I like this line of thinking, and believe there's a good deal of validity to it. There are places I've been, cities, towns and other locations that have a tangible weight of history to them, which literally gives them an invisible, omnipresent personality. A well-defined psycho-geographical terrain, as it were. Houston and Dallas don't have this--their history is long since buried under vast slabs of urban concrete. I think most Texas writers would say Austin is a prime candidate--after all, it attracts writers like flies--but Austin's history and personality is rooted in the recent past, if not explicitly in the here and now. It's so cutting edge, the past doesn't exist, except in the context of wistful mourning for the halcyon days of clothing-optional apartment complexes and the Armadillo World Headquarters.
I would venture to say that the only two real cities in Texas that could claim to hold well-defined psycho-geographical topography are San Antonio and El Paso. Marty Robbins alone might be responsible for the majority of El Paso's mythology--that and proximmity to Juarez. That place is barren and desolate, though, all the negatives of the West Texas desert concentrated into one dismal town. That's a psycho-geography I have no desire to ever revisit or explore. San Antonio, however, that place speaks to me. It's a lot more than the Alamo, River Walk and tourist traps. It's got age and maturity to it. If you know where to look--and even if you don't--remnants of the Spanish colonial town are still there. San Pedro Park, created in 1729 by King Philip V of Spain, is the oldest public park in the United States, behind only Boston Common.

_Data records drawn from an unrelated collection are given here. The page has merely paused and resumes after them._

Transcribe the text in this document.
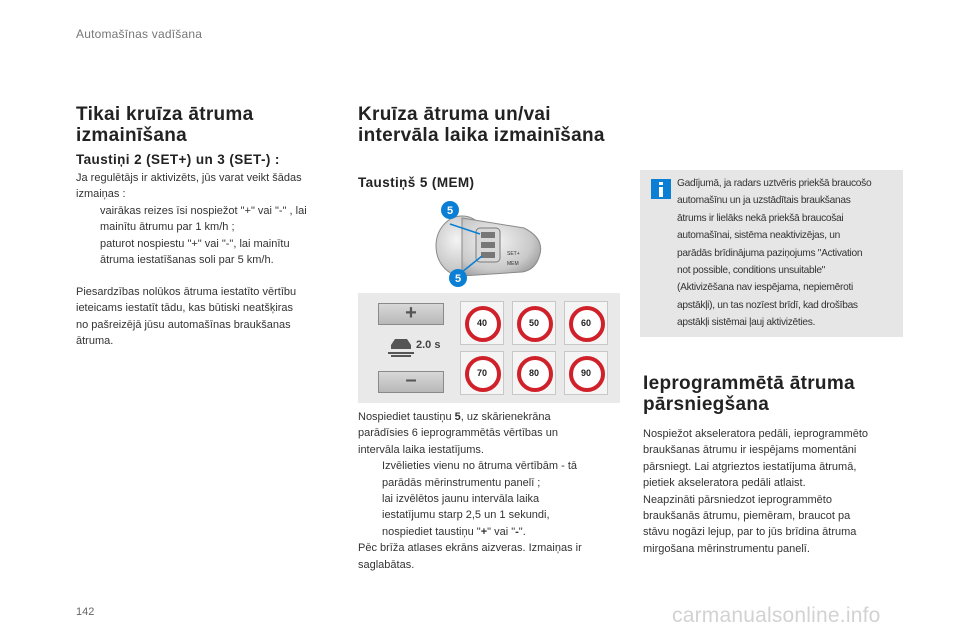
Automašīnas vadīšana
Tikai kruīza ātruma
izmainīšana
Taustiņi 2 (SET+) un 3 (SET-) :
Ja regulētājs ir aktivizēts, jūs varat veikt šādas
izmaiņas :
vairākas reizes īsi nospiežot "+" vai "-" , lai
mainītu ātrumu par 1 km/h ;
paturot nospiestu "+" vai "-", lai mainītu
ātruma iestatīšanas soli par 5 km/h.
Piesardzības nolūkos ātruma iestatīto vērtību
ieteicams iestatīt tādu, kas būtiski neatšķiras
no pašreizējā jūsu automašīnas braukšanas
ātruma.
Kruīza ātruma un/vai
intervāla laika izmainīšana
Taustiņš 5 (MEM)
5
5
SET+
MEM
+
2.0 s
–
40	50	60
70	80	90
Nospiediet taustiņu 5, uz skārienekrāna
parādīsies 6 ieprogrammētās vērtības un
intervāla laika iestatījums.
Izvēlieties vienu no ātruma vērtībām - tā
parādās mērinstrumentu panelī ;
lai izvēlētos jaunu intervāla laika
iestatījumu starp 2,5 un 1 sekundi,
nospiediet taustiņu "+" vai "-".
Pēc brīža atlases ekrāns aizveras. Izmaiņas ir
saglabātas.
Gadījumā, ja radars uztvēris priekšā braucošo
automašīnu un ja uzstādītais braukšanas
ātrums ir lielāks nekā priekšā braucošai
automašīnai, sistēma neaktivizējas, un
parādās brīdinājuma paziņojums "Activation
not possible, conditions unsuitable"
(Aktivizēšana nav iespējama, nepiemēroti
apstākļi), un tas nozīest brīdī, kad drošības
apstākļi sistēmai ļauj aktivizēties.
Ieprogrammētā ātruma
pārsniegšana
Nospiežot akseleratora pedāli, ieprogrammēto
braukšanas ātrumu ir iespējams momentāni
pārsniegt. Lai atgrieztos iestatījuma ātrumā,
pietiek akseleratora pedāli atlaist.
Neapzināti pārsniedzot ieprogrammēto
braukšanās ātrumu, piemēram, braucot pa
stāvu nogāzi lejup, par to jūs brīdina ātruma
mirgošana mērinstrumentu panelī.
142	carmanualsonline.info
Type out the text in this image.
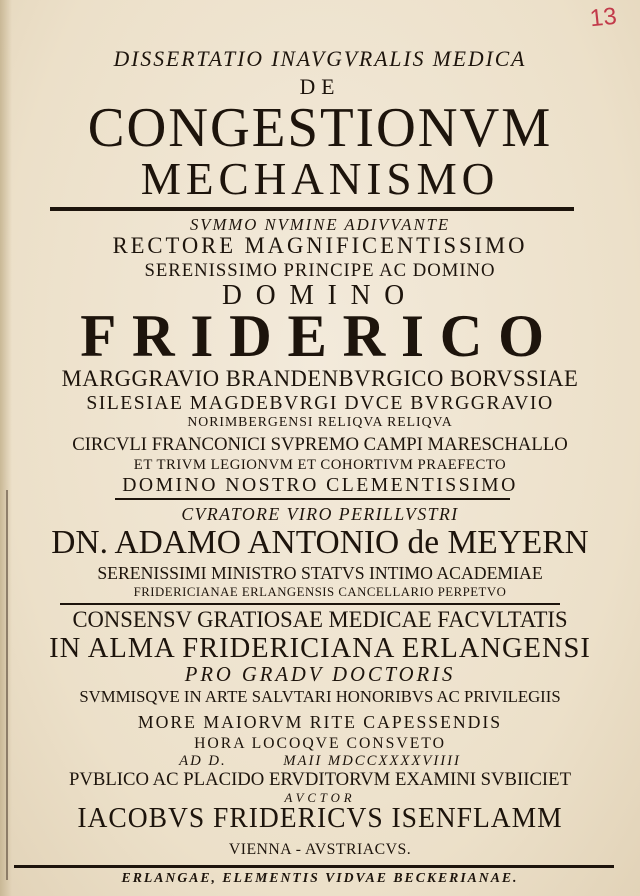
13
DISSERTATIO INAVGVRALIS MEDICA
DE
CONGESTIONVM
MECHANISMO
SVMMO NVMINE ADIVVANTE
RECTORE MAGNIFICENTISSIMO
SERENISSIMO PRINCIPE AC DOMINO
DOMINO
FRIDERICO
MARGGRAVIO BRANDENBVRGICO BORVSSIAE
SILESIAE MAGDEBVRGI DVCE BVRGGRAVIO
NORIMBERGENSI RELIQVA RELIQVA
CIRCVLI FRANCONICI SVPREMO CAMPI MARESCHALLO
ET TRIVM LEGIONVM ET COHORTIVM PRAEFECTO
DOMINO NOSTRO CLEMENTISSIMO
CVRATORE VIRO PERILLVSTRI
DN. ADAMO ANTONIO de MEYERN
SERENISSIMI MINISTRO STATVS INTIMO ACADEMIAE
FRIDERICIANAE ERLANGENSIS CANCELLARIO PERPETVO
CONSENSV GRATIOSAE MEDICAE FACVLTATIS
IN ALMA FRIDERICIANA ERLANGENSI
PRO GRADV DOCTORIS
SVMMISQVE IN ARTE SALVTARI HONORIBVS AC PRIVILEGIIS
MORE MAIORVM RITE CAPESSENDIS
HORA LOCOQVE CONSVETO
AD D.          MAII MDCCXXXXVIIII
PVBLICO AC PLACIDO ERVDITORVM EXAMINI SVBIICIET
AVCTOR
IACOBVS FRIDERICVS ISENFLAMM
VIENNA - AVSTRIACVS.
ERLANGAE, ELEMENTIS VIDVAE BECKERIANAE.
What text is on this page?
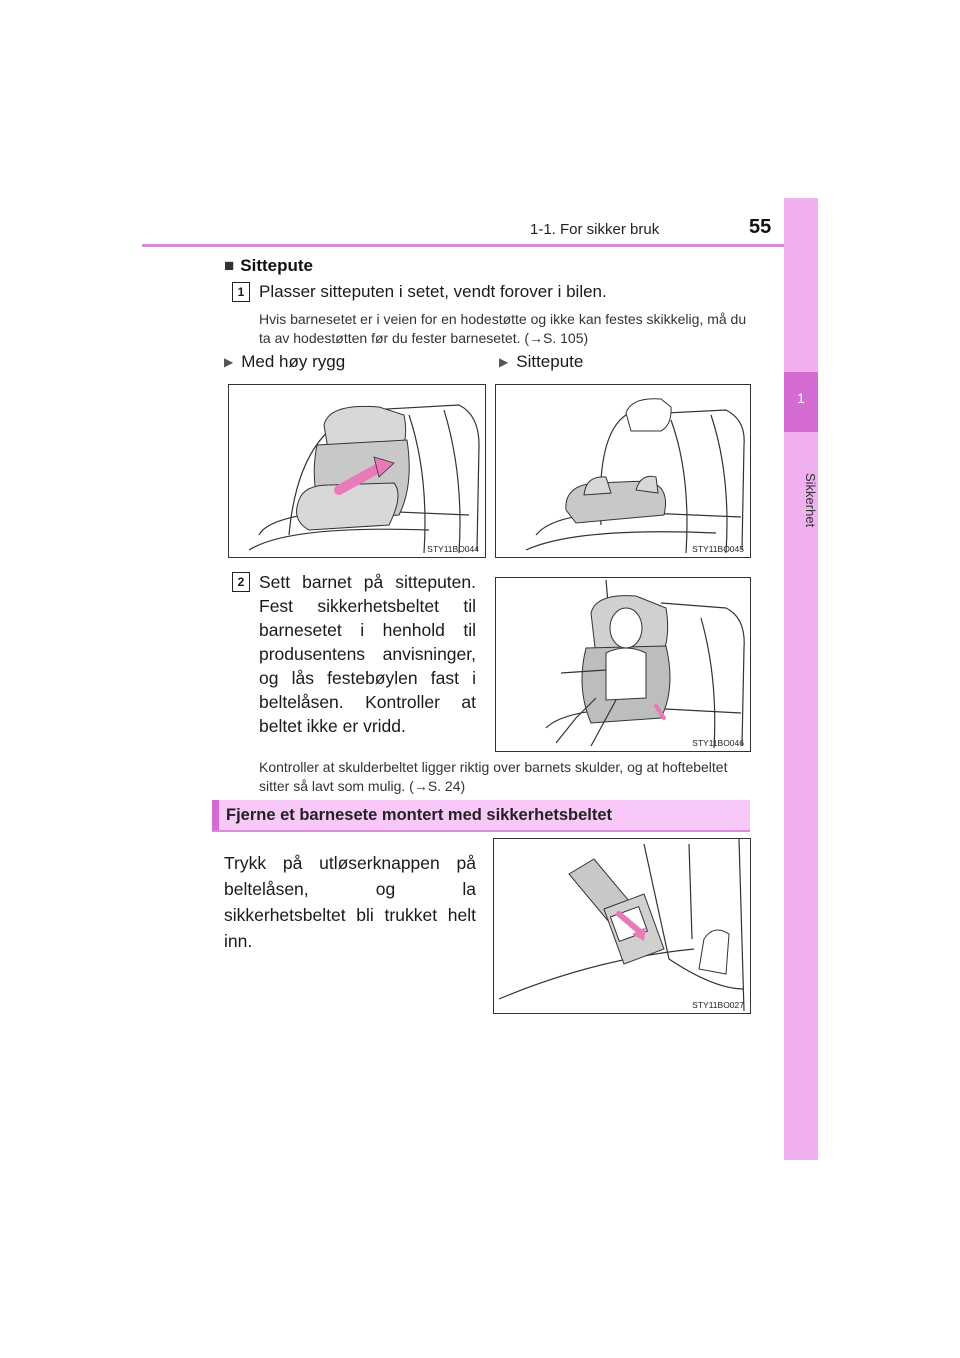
1-1. For sikker bruk	55
1
Sikkerhet
■ Sittepute
1 Plasser sitteputen i setet, vendt forover i bilen.
Hvis barnesetet er i veien for en hodestøtte og ikke kan festes skikkelig, må du ta av hodestøtten før du fester barnesetet. (→S. 105)
▶ Med høy rygg	▶ Sittepute
STY11BO044	STY11BO045
2 Sett barnet på sitteputen. Fest sikkerhetsbeltet til barnesetet i henhold til produsentens anvisninger, og lås festebøylen fast i beltelåsen. Kontroller at beltet ikke er vridd.
STY11BO046
Kontroller at skulderbeltet ligger riktig over barnets skulder, og at hoftebeltet sitter så lavt som mulig. (→S. 24)
Fjerne et barnesete montert med sikkerhetsbeltet
Trykk på utløserknappen på beltelåsen, og la sikkerhetsbeltet bli trukket helt inn.
STY11BO027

There's history here, enhanced by the overwhelming Latino flavor throughout the city and willing belief of the population in all manner of cultural and religious mythology. It's almost like visiting the single largest concentration of magic realism in North America. I find it somewhat depressing that the city hasn't developed a high profile literary community to capitalize on the unique environment. Certainly not to Austin's level. Perhaps that will come in time.